Once the man realizes he has no opportunity to warm himself, he attacks the dog to use his insides as warmth although he knew it would be impossible to kill it. The dog runs away and the man lies down. The dog watches the man to death, and gets closer to confirm. Once he does, he runs in the direction of the fire to where the man was headed, to find food and shelter. Unlike the dog, the man was not capable of surviving. The dog had natural instinct on his side, along with being a different mammal. The dog had more fur for warmth, and other natural qualities that saved his life. For example, when the man built the first fire for a meal, the dog did not want to continue the trek, but rather stay where the fire was for warmth and to make shelter: “The dog dropped in again at his heels, with a tail drooping discouragement, as the man swung along the creek-bed” (London 1049). In his next mistake, the man tried to send the dog into the icy spring first to check its stability, and the dog had the instinct to know better. When the man led them both into the spring the dog quickly chewed the ice off of his paws, an act of instinct deriving from experience.
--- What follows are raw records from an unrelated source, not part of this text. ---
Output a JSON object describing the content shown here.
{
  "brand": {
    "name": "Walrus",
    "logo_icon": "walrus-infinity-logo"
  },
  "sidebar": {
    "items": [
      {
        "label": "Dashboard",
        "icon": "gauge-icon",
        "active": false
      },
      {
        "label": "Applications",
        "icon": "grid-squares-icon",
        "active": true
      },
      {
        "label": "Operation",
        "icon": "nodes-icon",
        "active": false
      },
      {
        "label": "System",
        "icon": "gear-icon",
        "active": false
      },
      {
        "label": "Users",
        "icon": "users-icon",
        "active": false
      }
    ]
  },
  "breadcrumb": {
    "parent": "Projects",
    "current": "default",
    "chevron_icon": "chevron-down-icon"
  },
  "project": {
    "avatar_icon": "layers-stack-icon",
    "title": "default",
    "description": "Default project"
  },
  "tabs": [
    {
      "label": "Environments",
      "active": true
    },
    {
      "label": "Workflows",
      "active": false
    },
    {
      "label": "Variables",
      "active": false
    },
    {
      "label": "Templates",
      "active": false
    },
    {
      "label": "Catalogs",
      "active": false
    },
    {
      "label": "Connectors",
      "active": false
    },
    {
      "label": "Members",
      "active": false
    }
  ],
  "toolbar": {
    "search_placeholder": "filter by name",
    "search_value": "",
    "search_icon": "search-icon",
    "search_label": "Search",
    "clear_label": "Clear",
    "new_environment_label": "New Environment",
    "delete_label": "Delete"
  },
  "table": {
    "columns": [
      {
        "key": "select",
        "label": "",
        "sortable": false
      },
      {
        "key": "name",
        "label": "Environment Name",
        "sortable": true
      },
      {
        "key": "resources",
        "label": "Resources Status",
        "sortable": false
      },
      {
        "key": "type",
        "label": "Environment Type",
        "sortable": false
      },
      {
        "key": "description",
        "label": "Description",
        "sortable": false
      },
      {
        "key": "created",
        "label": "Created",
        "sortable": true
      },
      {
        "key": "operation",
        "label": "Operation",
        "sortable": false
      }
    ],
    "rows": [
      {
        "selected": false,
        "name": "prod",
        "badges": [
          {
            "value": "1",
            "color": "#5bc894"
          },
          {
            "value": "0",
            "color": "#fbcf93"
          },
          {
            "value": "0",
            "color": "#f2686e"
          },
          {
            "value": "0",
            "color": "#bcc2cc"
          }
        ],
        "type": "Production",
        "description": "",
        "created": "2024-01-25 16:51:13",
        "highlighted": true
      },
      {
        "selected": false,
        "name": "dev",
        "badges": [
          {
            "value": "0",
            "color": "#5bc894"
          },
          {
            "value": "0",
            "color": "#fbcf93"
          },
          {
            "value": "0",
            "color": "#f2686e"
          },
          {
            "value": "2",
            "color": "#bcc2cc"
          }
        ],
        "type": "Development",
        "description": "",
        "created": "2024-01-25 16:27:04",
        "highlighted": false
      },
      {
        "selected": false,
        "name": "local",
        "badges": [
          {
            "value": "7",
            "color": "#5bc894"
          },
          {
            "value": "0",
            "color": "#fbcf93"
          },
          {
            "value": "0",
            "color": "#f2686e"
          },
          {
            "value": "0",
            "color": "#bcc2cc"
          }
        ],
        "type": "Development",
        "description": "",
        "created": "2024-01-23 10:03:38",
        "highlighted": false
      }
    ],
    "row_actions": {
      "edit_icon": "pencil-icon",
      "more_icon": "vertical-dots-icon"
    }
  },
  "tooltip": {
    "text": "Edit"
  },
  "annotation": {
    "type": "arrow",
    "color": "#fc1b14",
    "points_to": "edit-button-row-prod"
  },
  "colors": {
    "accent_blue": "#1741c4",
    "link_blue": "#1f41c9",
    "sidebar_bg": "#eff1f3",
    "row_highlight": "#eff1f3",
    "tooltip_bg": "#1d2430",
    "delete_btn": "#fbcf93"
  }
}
After the man attempted to kill the dog to use for warmth but once again failed, the dog realized the man had no chance at surviving and would only drag him to death with him. When the man tried to run to the camp in his final attempts at life, he failed. After watching the man die due to lack of the common sense needed to survive the tundra, the husky was able to run the distance because he was clearly faster than man, and more naturally inclined to survive the weather if there were no other option.
Experience is a quality that the man did not possess, and unfortunately for him experience is what evolves natural instinct. Although the dog had better chances of survival, the dog’s instinct prevented him from the desire to participate in the trek from the start. The man should not have held himself superior to the dog in this situation, as the native husky was accustomed to the conditions that he was helplessly attempting to endure. With no experience, he had no other hope than to rest in the warmth with the dog.
It is clear that the man’s natural instincts were not as concise for this climate as the dog. Rather than trusting his knowledge, he should have followed the dog’s instinctual cues, or rather the voice in the beginning, a human alike himself but with more experience who told him that he would never endure the conditions. Unfortunately, the man in the story ignored all of the natural instinctual cues provided by both his own and the husky which caused him to ultimately lose his life along with his viciously protected dignity.